In its campaign, however, the Gaelscoileanna movement had a powerful if simple argument. Parents were entitled to educate their children through Irish if they so wished, it said. In basing its campaign on the issue of parental choice, the organisation found willing allies in the multi-denominational schools movement, Educate Together, which was itself concerned about the implications of the Minister's decision.
This issue - parental choice, and in a wider sense the right of citizens to avail of State services in either English or Irish - is likely to resurface as a key issue in the life-time of the next government, as falling numbers put increasing pressure on existing schools and make setting up new ones more problematic.
Gaelscoileanna and Educate Together will make common cause with small rural schools, who argue that their social value out-weighs the extra cost they entail. But an ominous cloud on the horizon, for every sector but the mainstream, is the report of the Commission on School Accommodation Needs. Set up by the outgoing Government, it is expected to recommend significant amalgamations of smaller schools.
The next government will be faced with a major choice. It can facilitate the transformation of Irish education into a more pluralist, multi-layered canvas, by aiding the establishment of more all-Irish and multi-denominational schools, despite the inevitable extra cost. Or it can choose the route favoured by the Department's accountants, and block new schools, force more amalgamations, and thwart the will of an increasing number of parents who want to give their children chances they never had themselves.
All the political parties pay lip-service to the idea of more pluralism, including more gaelscoileanna, just as they pay lip-service to the continuing ideal of a resurgent language. But there is less willingness to tackle the hard spending questions that follow from such commitments. Questions such as those raised at the launch of Language Policy and Social Reproduction: Ireland 1893-1993 by Prof Padraig O Riagain last week.
Prof O Riagain said the practical focus of current policies seemed to be to supply certain basic services through Irish (schools, television and radio stations), with a corresponding downgrading of the traditional revival objectives.
"One can detect in this approach the beginnings of a more selective and narrowly-based language strategy, aiming at language survival rather than revival," he said.
"But the more policy singles out `Irish speakers' as the target for language policies, on the grounds of their rights as a minority group, the less plausible it becomes to sustain existing nationwide policies to revive Irish.
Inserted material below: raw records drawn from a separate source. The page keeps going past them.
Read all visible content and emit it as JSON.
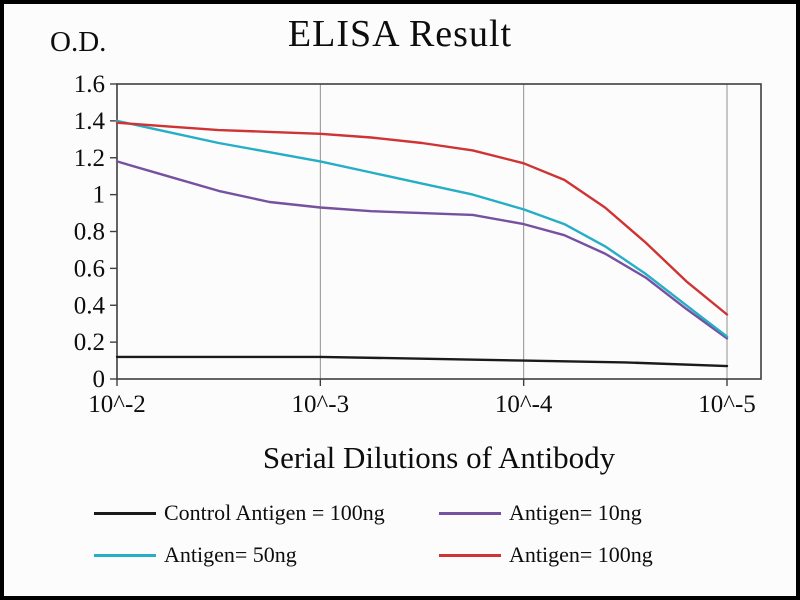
{
  "chart_data": {
    "type": "line",
    "title": "ELISA Result",
    "ylabel": "O.D.",
    "xlabel": "Serial Dilutions of Antibody",
    "x_tick_labels": [
      "10^-2",
      "10^-3",
      "10^-4",
      "10^-5"
    ],
    "y_tick_labels": [
      "0",
      "0.2",
      "0.4",
      "0.6",
      "0.8",
      "1",
      "1.2",
      "1.4",
      "1.6"
    ],
    "ylim": [
      0,
      1.6
    ],
    "grid": "vertical",
    "legend_position": "bottom",
    "colors": {
      "control": "#1a1a1a",
      "antigen10": "#76519f",
      "antigen50": "#25aec6",
      "antigen100": "#cf3333",
      "gridline": "#909090",
      "plot_border": "#3f3f3f"
    },
    "series": [
      {
        "name": "Control Antigen = 100ng",
        "color": "#1a1a1a",
        "x": [
          0,
          0.5,
          1,
          1.5,
          2,
          2.5,
          3
        ],
        "values": [
          0.12,
          0.12,
          0.12,
          0.11,
          0.1,
          0.09,
          0.07
        ]
      },
      {
        "name": "Antigen= 10ng",
        "color": "#76519f",
        "x": [
          0,
          0.25,
          0.5,
          0.75,
          1,
          1.25,
          1.5,
          1.75,
          2,
          2.2,
          2.4,
          2.6,
          2.8,
          3
        ],
        "values": [
          1.18,
          1.1,
          1.02,
          0.96,
          0.93,
          0.91,
          0.9,
          0.89,
          0.84,
          0.78,
          0.68,
          0.55,
          0.38,
          0.22
        ]
      },
      {
        "name": "Antigen= 50ng",
        "color": "#25aec6",
        "x": [
          0,
          0.25,
          0.5,
          0.75,
          1,
          1.25,
          1.5,
          1.75,
          2,
          2.2,
          2.4,
          2.6,
          2.8,
          3
        ],
        "values": [
          1.4,
          1.34,
          1.28,
          1.23,
          1.18,
          1.12,
          1.06,
          1.0,
          0.92,
          0.84,
          0.72,
          0.57,
          0.4,
          0.23
        ]
      },
      {
        "name": "Antigen= 100ng",
        "color": "#cf3333",
        "x": [
          0,
          0.25,
          0.5,
          0.75,
          1,
          1.25,
          1.5,
          1.75,
          2,
          2.2,
          2.4,
          2.6,
          2.8,
          3
        ],
        "values": [
          1.39,
          1.37,
          1.35,
          1.34,
          1.33,
          1.31,
          1.28,
          1.24,
          1.17,
          1.08,
          0.93,
          0.74,
          0.53,
          0.35
        ]
      }
    ]
  }
}
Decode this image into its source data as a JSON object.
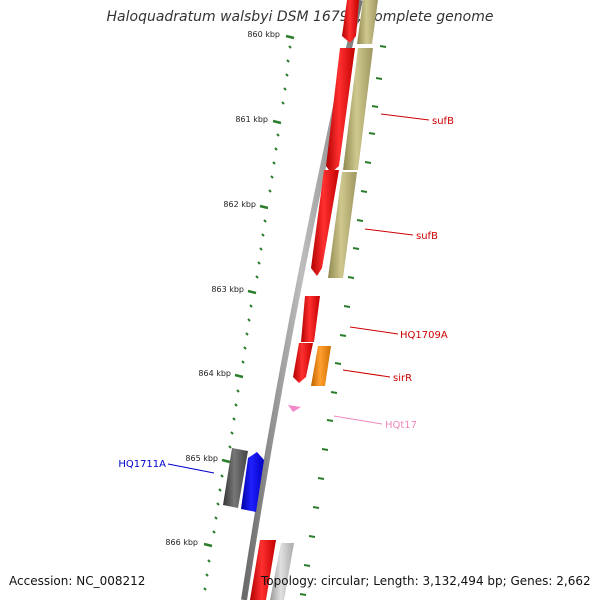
{
  "title": "Haloquadratum walsbyi DSM 16790, complete genome",
  "footer": {
    "accession": "Accession: NC_008212",
    "summary": "Topology: circular; Length: 3,132,494 bp; Genes: 2,662"
  },
  "colors": {
    "backbone": "#8a8a8a",
    "tick": "#2a7d2a",
    "red_gene": "#ee1111",
    "olive_gene": "#b8b070",
    "orange_gene": "#f08a10",
    "blue_gene": "#0000ee",
    "gray_gene": "#555555",
    "light_gray_gene": "#c0c0c0",
    "pink_rna": "#f08ac8",
    "label_red": "#cc0000",
    "label_blue": "#0000cc",
    "label_pink": "#ee88bb"
  },
  "ticks": [
    "860 kbp",
    "861 kbp",
    "862 kbp",
    "863 kbp",
    "864 kbp",
    "865 kbp",
    "866 kbp"
  ],
  "gene_labels": [
    {
      "text": "sufB",
      "color": "#cc0000"
    },
    {
      "text": "sufB",
      "color": "#cc0000"
    },
    {
      "text": "HQ1709A",
      "color": "#cc0000"
    },
    {
      "text": "sirR",
      "color": "#cc0000"
    },
    {
      "text": "HQt17",
      "color": "#ee88bb"
    },
    {
      "text": "HQ1711A",
      "color": "#0000cc"
    }
  ]
}
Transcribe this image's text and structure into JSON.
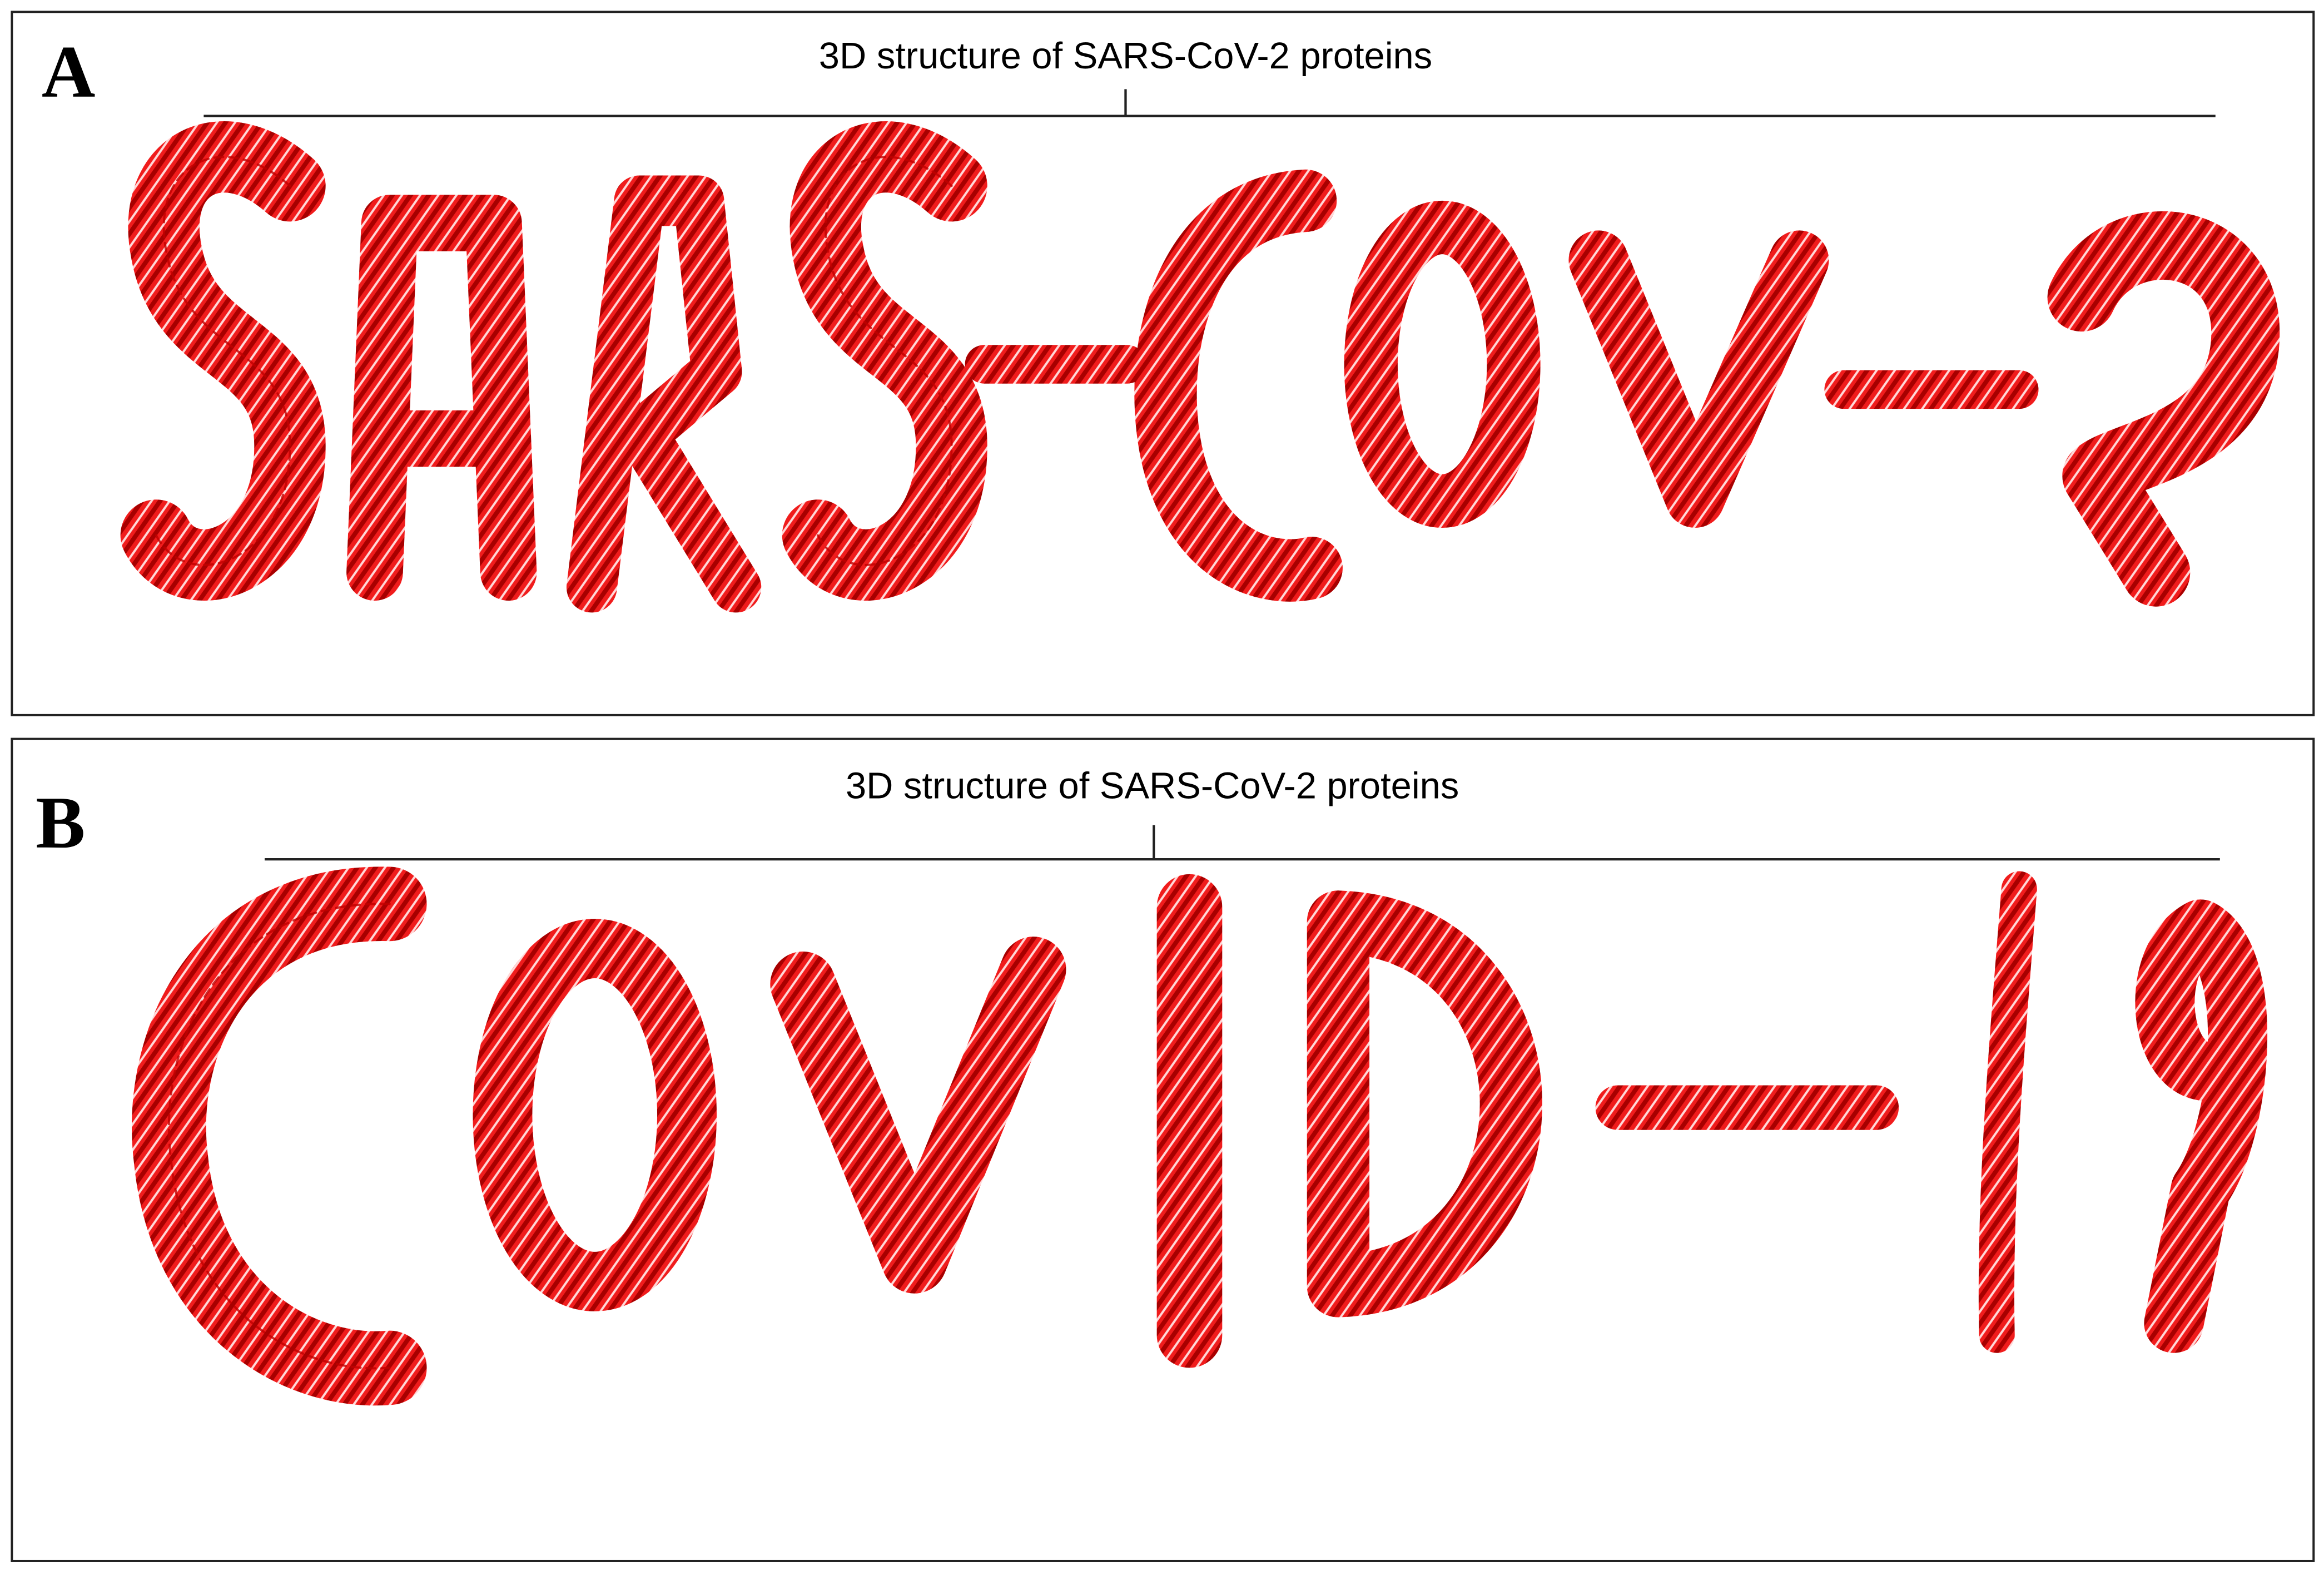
{
  "panels": [
    {
      "label": "A",
      "title": "3D structure of SARS-CoV-2 proteins"
    },
    {
      "label": "B",
      "title": "3D structure of SARS-CoV-2 proteins"
    }
  ]
}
"Furthermore, Irish-speaking networks are not strong enough at present to guarantee the reproduction of spoken Irish, or its expansion, into the next generation.
"A policy built around the provision of State services to Irish-speakers may find that they do not exist in large enough numbers, nor are they sufficiently concentrated to meet the operational thresholds required to make language-specific services viable.
"The survival option, if it is understood in these terms, may not be on offer. Survival requires revival.
"As the French sociologist, Pierre Bourdieu, observed, `those who seek to defend a threatened language ... are obliged to wage a total struggle'", Prof O Riagain added.
He went on: "If Irish language policies are to have any significant impact, they will require large resources on a scale which has not been hitherto realised. Effective language policies must affect all aspects of national life and will have to be sustained for decades."
It is a warning which chimes uneasily with the oft-repeated pieties of fiscal rectitude and tax reform. The next government, whatever its hue, will probably ignore it.